700g (1lb 8oz) sirloin steak, cut into bite-sized pieces

2tbsp plain flour

4tbsp vegetable oil

2 large onions, sliced

250g (9oz) button mushrooms, halved, or quartered if large

4tbsp tomato ketchup

1tbsp dried mixed herbs

400ml (14fl oz) ale

250ml (9fl oz) rich beef stock, plus an extra beef stock cube

375g pack ready-rolled puff pastry

1 egg, beaten

Chips, to serve

In a bowl, toss the beef with the flour to coat. Heat the oil in a nonstick pan and brown the beef in batches, for 3-4 minutes until sealed. Remove from the pan and set aside. Add the onions and mushrooms to the pan with 100ml water and cook for 5 minutes, until the liquid has evaporated.

Return the beef to the pan, with the ketchup, herbs, ale and stock. Crumble the stock cube in. Bring to the boil, then reduce the heat and leave to simmer, uncovered, for around 1 hour, stirring occasional­ly, until the beef is cooked and tender.

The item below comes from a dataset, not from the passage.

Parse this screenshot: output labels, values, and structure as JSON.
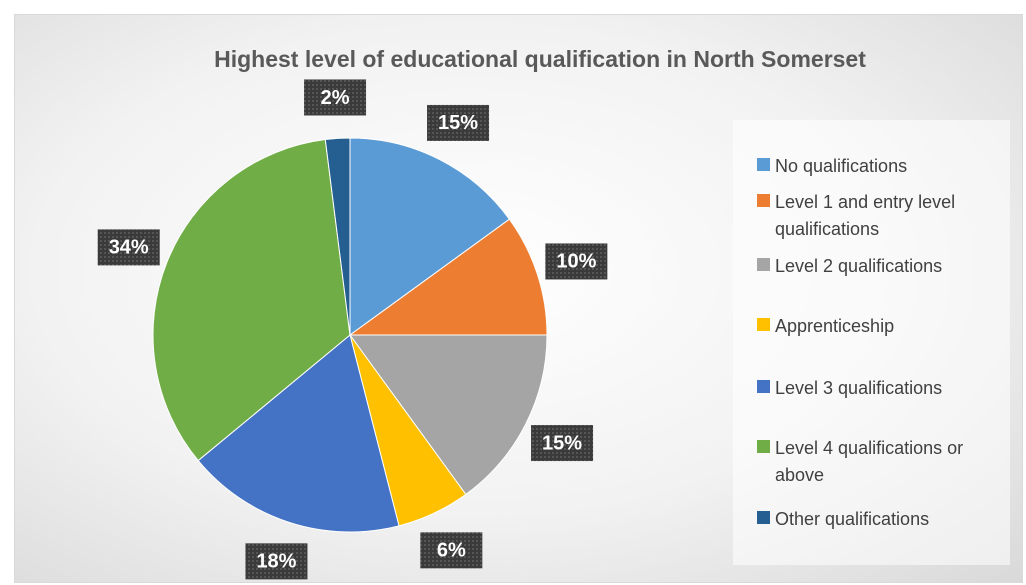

Preheat the oven to 220°C/fan 200°C/gas 7. Cut the pastry into 4 equal pieces. Spoon the beef mixture into 4 individual pie dishes and brush the rims with beaten egg.

Cover each with pastry, pressing firmly around the rims. Trim any excess and crimp the edges to seal. Make a slit in the middle of each pie and brush with beaten egg. Cook for 20 minutes, until puffed and golden. Serve with chips.